Et pour le reste, à vrai dire, j’ai vite cessé de chercher à en savoir plus, tant sa vie manque de rebondissements et de surprises. Et surtout, plus je fouillais dans la vacuité de l’existence du gros Louis, plus c’est la mienne qui m’apparaissait en reflet. Parce que franchement, de mon côté ça n’a rien de folichon non plus. Ça fait 8 mois que je vis à Paris, et je n’y ai toujours aucun ami. Je suis pourtant quelqu’un de sociable, et vais facilement vers les autres… mais dans cette ville il semblerait que je sois devenu invisible. Personne ne cherche à faire connaissance, et on ne croise dans les rues que des zombis courant pour aller au travail ou rentrer chez eux. Du coup, les seules personnes auxquelles je parle régulièrement sont le gros Louis et son chat Nestor, et aussi le patron du café du coin, assez généreux en commérages. Je passe mes soirées au cinéma, seul, et si je n’avais en moi ce rêve de devenir détective, je serais retourné dans mon sud-ouest natal depuis bien longtemps. Mon temps libre, le week-end, je le passe à suivre des inconnus dans la rue, afin de m’entraîner à mener des filatures. Mais rien d’extraordinaire ne m’arrive jamais. Il semble qu’ici les individus aient des vies mornes et sans histoires. Pour le dire sincèrement, je m’ennuie et ma vie est aussi insipide que celle de mon patron.
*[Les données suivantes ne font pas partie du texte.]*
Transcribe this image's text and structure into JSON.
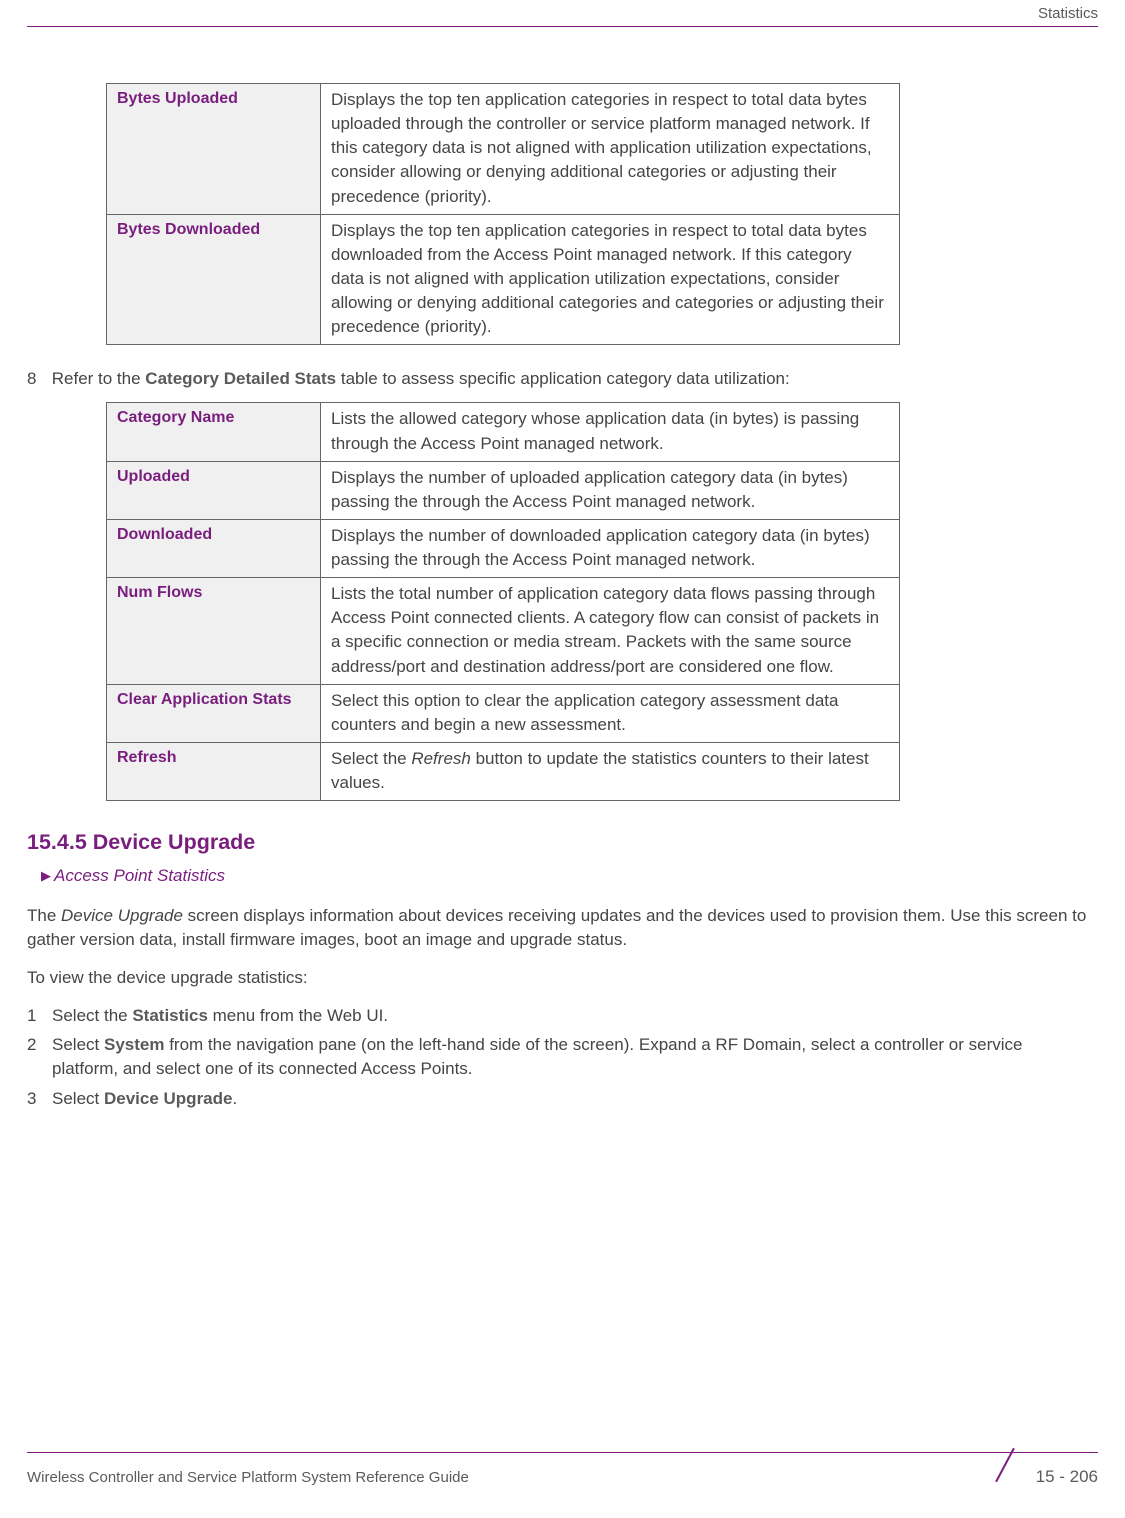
{
  "header": {
    "label": "Statistics"
  },
  "table1": {
    "rows": [
      {
        "label": "Bytes Uploaded",
        "desc": "Displays the top ten application categories in respect to total data bytes uploaded through the controller or service platform managed network. If this category data is not aligned with application utilization expectations, consider allowing or denying additional categories or adjusting their precedence (priority)."
      },
      {
        "label": "Bytes Downloaded",
        "desc": "Displays the top ten application categories in respect to total data bytes downloaded from the Access Point managed network. If this category data is not aligned with application utilization expectations, consider allowing or denying additional categories and categories or adjusting their precedence (priority)."
      }
    ]
  },
  "step8": {
    "num": "8",
    "pre": "Refer to the ",
    "bold": "Category Detailed Stats",
    "post": " table to assess specific application category data utilization:"
  },
  "table2": {
    "rows": [
      {
        "label": "Category Name",
        "desc": "Lists the allowed category whose application data (in bytes) is passing through the Access Point managed network."
      },
      {
        "label": "Uploaded",
        "desc": "Displays the number of uploaded application category data (in bytes) passing the through the Access Point managed network."
      },
      {
        "label": "Downloaded",
        "desc": "Displays the number of downloaded application category data (in bytes) passing the through the Access Point managed network."
      },
      {
        "label": "Num Flows",
        "desc": "Lists the total number of application category data flows passing through Access Point connected clients. A category flow can consist of packets in a specific connection or media stream. Packets with the same source address/port and destination address/port are considered one flow."
      },
      {
        "label": "Clear Application Stats",
        "desc": "Select this option to clear the application category assessment data counters and begin a new assessment."
      },
      {
        "label": "Refresh",
        "desc_pre": "Select the ",
        "desc_italic": "Refresh",
        "desc_post": " button to update the statistics counters to their latest values."
      }
    ]
  },
  "section": {
    "heading": "15.4.5 Device Upgrade",
    "breadcrumb": "Access Point Statistics",
    "para1_pre": "The ",
    "para1_italic": "Device Upgrade",
    "para1_post": " screen displays information about devices receiving updates and the devices used to provision them. Use this screen to gather version data, install firmware images, boot an image and upgrade status.",
    "para2": "To view the device upgrade statistics:"
  },
  "steps": [
    {
      "n": "1",
      "pre": "Select the ",
      "bold": "Statistics",
      "post": " menu from the Web UI."
    },
    {
      "n": "2",
      "pre": "Select ",
      "bold": "System",
      "post": " from the navigation pane (on the left-hand side of the screen). Expand a RF Domain, select a controller or service platform, and select one of its connected Access Points."
    },
    {
      "n": "3",
      "pre": "Select ",
      "bold": "Device Upgrade",
      "post": "."
    }
  ],
  "footer": {
    "left": "Wireless Controller and Service Platform System Reference Guide",
    "right": "15 - 206"
  }
}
En remontant au bureau avec le champagne, je constate que le gros Louis est resté dans la même position, avec l’index levé à 5 centimètres à peine de la souris, prêt à déclencher notre grande campagne de publicité. Je le regarde en souriant, l’air de rien je suis ému moi aussi. Et soudain, d’un coup magistral, mon gros chef valide la commande. C’est parti. Il se lève en rayonnant, ouvre le champagne et remplit nos deux flutes avant de trinquer avec moi. Puis, après avoir dégusté la première gorgée il improvise un petit discours, comme si nous étions au conseil d’administration d’une multinationale : « Mon cher Lucas, je suis heureux de partager avec toi ce moment décisif dans l’histoire de l’agence. Aujourd’hui, nous entrons de plein pied dans le 21ème siècle. Sache que toujours je te serai reconnaissant pour le magnifique travail que tu as effectué jusque-là. Sans toi, rien de tout cela n’aurait été possible. Je compte non seulement t’inviter au restaurant ce soir, mais aussi t’offrir à la fin de mois une prime conséquente pour récompenser tes efforts. Je te considère plus que comme un employé. Tu es mon vrai confrère désormais. Gallier et son premier confrère… 64 dents à nous deux ! »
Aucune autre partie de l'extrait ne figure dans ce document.